The compensation packages at Meco, a corporation that functions as the Philippines’ de facto embassy in Taipei, has also similarly come under scrutiny by the Drilon committee.
Testifying before the committee, the new Meco chair, Amadeo Perez, denounced the allegedly “scandalous” P1.2-million retirement package given to a Meco board member who quit after working for the agency for only two years.
The retirement package, and other features of the compensation scheme, had apparently been decided by Meco board resolutions through the years.
Migrante said Meco officials do not deserve the huge compensation and benefits because of Meco’s supposed “betrayal” of some 1,000 Filipino workers who were retrenched in the wake of the 2008 global financial crisis.
Migrante chair Garry Martinez accused Meco officials of failing to address the allegedly massive violations of the labor rights of the Filipino workers who were allegedly retrenched without being given separation benefits or provisions made for their food and airfare to the Philippines.
He said the Senate should also investigate if Meco officials had also received incentives and bonuses from Taiwanese companies and brokers “for allowing massive layoffs and illegal retrenchment in 2009.”
Meco said around 2,000 Filipinos were displaced in Taiwan because of the financial crisis. Taiwanese companies, especially those involved in the manufacturing and semiconductor sectors, cut short their production hours because of lack of orders from overseas.

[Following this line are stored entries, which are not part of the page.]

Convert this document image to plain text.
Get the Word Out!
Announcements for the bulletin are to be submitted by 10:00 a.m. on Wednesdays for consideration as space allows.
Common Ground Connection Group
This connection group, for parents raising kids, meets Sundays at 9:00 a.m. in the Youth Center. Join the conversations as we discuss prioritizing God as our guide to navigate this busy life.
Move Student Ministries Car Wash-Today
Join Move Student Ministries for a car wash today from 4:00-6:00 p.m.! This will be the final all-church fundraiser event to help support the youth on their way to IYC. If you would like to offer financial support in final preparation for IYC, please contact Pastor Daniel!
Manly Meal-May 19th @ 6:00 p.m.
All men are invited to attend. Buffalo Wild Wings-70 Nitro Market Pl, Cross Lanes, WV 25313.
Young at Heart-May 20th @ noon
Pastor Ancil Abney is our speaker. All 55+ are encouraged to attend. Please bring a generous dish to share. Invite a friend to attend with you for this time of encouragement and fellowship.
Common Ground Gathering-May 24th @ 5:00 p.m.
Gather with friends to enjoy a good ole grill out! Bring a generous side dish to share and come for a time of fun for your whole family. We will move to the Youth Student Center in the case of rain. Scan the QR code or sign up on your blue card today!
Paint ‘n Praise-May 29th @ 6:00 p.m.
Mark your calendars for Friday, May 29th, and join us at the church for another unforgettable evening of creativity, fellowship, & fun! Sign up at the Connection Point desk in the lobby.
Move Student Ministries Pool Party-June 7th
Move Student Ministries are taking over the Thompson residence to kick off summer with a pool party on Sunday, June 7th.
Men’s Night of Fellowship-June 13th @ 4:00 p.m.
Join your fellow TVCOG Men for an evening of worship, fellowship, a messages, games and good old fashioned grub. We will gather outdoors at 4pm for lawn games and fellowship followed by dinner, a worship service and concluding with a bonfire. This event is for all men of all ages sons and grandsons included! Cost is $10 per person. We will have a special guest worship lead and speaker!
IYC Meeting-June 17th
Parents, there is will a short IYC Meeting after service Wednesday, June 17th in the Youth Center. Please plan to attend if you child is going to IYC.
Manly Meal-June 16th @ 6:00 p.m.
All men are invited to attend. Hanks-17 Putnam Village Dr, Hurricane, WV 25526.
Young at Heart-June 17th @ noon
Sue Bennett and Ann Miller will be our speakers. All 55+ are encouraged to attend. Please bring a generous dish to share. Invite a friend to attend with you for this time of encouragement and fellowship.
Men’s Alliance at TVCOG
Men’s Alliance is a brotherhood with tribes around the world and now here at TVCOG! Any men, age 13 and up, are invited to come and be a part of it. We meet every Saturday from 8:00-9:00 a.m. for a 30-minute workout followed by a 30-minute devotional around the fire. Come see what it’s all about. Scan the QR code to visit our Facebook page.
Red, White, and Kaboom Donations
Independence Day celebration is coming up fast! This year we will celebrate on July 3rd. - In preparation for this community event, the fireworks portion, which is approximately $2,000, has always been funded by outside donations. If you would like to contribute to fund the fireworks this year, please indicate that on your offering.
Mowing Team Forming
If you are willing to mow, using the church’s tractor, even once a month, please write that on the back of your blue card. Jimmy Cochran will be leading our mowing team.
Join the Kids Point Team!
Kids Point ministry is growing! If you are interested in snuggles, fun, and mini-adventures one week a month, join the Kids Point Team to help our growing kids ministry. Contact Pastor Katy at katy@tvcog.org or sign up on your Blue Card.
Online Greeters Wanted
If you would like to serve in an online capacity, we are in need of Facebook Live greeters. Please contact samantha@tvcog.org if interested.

Meco said it worked to facilitate the reemployment or transfer to other companies of some of those retrenched.
In the past months, Migrante’s Taiwan chapter has clashed with Meco over the repatriation of the remains of Marilou Sabes, an undocumented OFW who suffered cardiac arrest in April 2009. After spending nearly a year in a morgue, Sales’ remains were buried in a Taipei cemetery last March.
The remains were repatriated only last month by Meco which cited lack of funds to establish Sales’ identity for the delay.